2) A result of other peoples sin – Much suffering is derived from the actions of others. Both previous examples I have just given would have an affect on others not just myself. Much of the suffering in poverty in the world today is there because some want to keep all the wealth in one are, to themselves.
3) A result of a fallen world – It is difficult to attribute some suffering in terms of ‘blame’. But as humans we nearly always try to grapple with suffering in terms of looking for an answer or blame of someone, even if it is God. Some suffering cannot be directly attributed to certain people, but rather to ‘disorder’ in a fallen world.
I am conscious that there are many of us sitting in this building that have suffered in different ways, physically, emotionally, mentally or spiritually. We know that some are still experiencing deep levels of suffering.
It pains us to see some of our own friends and loved ones struggling, trying to hide their pain. We can find ourselves torn between our anger at their suffering and my our failings and feelings of inadequacy, in the face of such suffering.
SUFFERING screams aloud the biggest question of faith -WHY?

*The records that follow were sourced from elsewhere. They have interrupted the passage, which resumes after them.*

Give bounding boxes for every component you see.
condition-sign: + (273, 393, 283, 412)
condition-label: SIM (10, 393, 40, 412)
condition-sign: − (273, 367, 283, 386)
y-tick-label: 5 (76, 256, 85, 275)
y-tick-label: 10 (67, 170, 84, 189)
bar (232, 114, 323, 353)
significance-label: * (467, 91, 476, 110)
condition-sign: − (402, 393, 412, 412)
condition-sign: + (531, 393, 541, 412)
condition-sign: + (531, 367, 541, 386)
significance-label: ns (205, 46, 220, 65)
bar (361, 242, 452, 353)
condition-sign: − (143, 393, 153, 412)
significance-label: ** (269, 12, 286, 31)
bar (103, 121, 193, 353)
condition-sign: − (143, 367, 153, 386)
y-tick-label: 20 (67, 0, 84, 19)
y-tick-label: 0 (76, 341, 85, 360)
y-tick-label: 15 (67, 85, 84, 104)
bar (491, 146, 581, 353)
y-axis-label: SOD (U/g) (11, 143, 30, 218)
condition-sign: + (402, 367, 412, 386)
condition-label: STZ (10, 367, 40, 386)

David Watson, a notable Anglican clergyman of the last century, grappled with his own suffering as he worked through bad asthma for 20 years and then had to fight cancer to the death, at the age of fifty. He wrote ‘the negative side of all this comes when such heart-searching leads to nagging and unhealthy feelings of guilt, and perhaps to a very poor image of God. Is it conceivable, when we see Jesus healing the sick and forgiving the sinful, that God should say, ‘Ah, there’s David Watson. He slipped up rather badly last month so I’ll afflict him with asthma for the next twenty years’ Or later, ‘He’s upset me again, so this time I’ll destroy him with Cancer’? Such thoughts are not only ridiculous; they are almost blasphemous, and utterly alien to a God of infinite love and mercy as we see him so clearly in Jesus’
But that still doesn’t answer our question of WHY?

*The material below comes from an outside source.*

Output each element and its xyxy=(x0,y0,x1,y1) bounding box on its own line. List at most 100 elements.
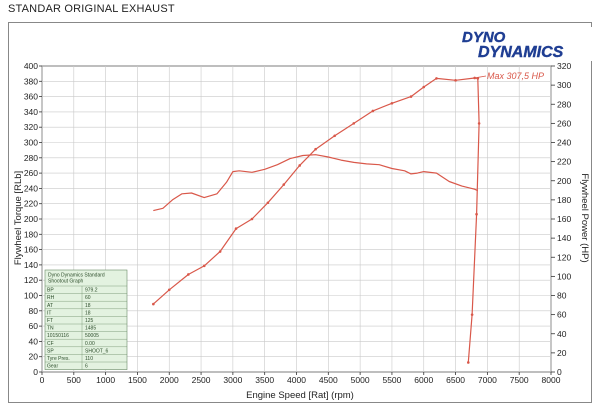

But here in our passage this great man of God, & disciple of Jesus, pushes us even further. He not only commends suffering, but one might say the most perverse form of suffering – unjust suffering.
For it is commendable if a man bears up under the pain of unjust suffering because he is conscious of God. [PAUSE]
Is Peter mad? He commends us to suffer the pain of unjust suffering.
Well no, I don’t believe Peter was mad. But I believe he had very good insights into suffering. He suffered physically many times, as he was beaten. He suffered mentally and emotionally as he grappled with his denial of Jesus. And he’d suffered spiritually, as he recalled Jesus looking into his eyes and speaking THOSE words ‘get behind me Satan’. Peter understood something of suffering.
And it is this same Peter who challenges us with his words this morning….
For it is commendable if a man bears up under the pain of unjust suffering because he is conscious of God.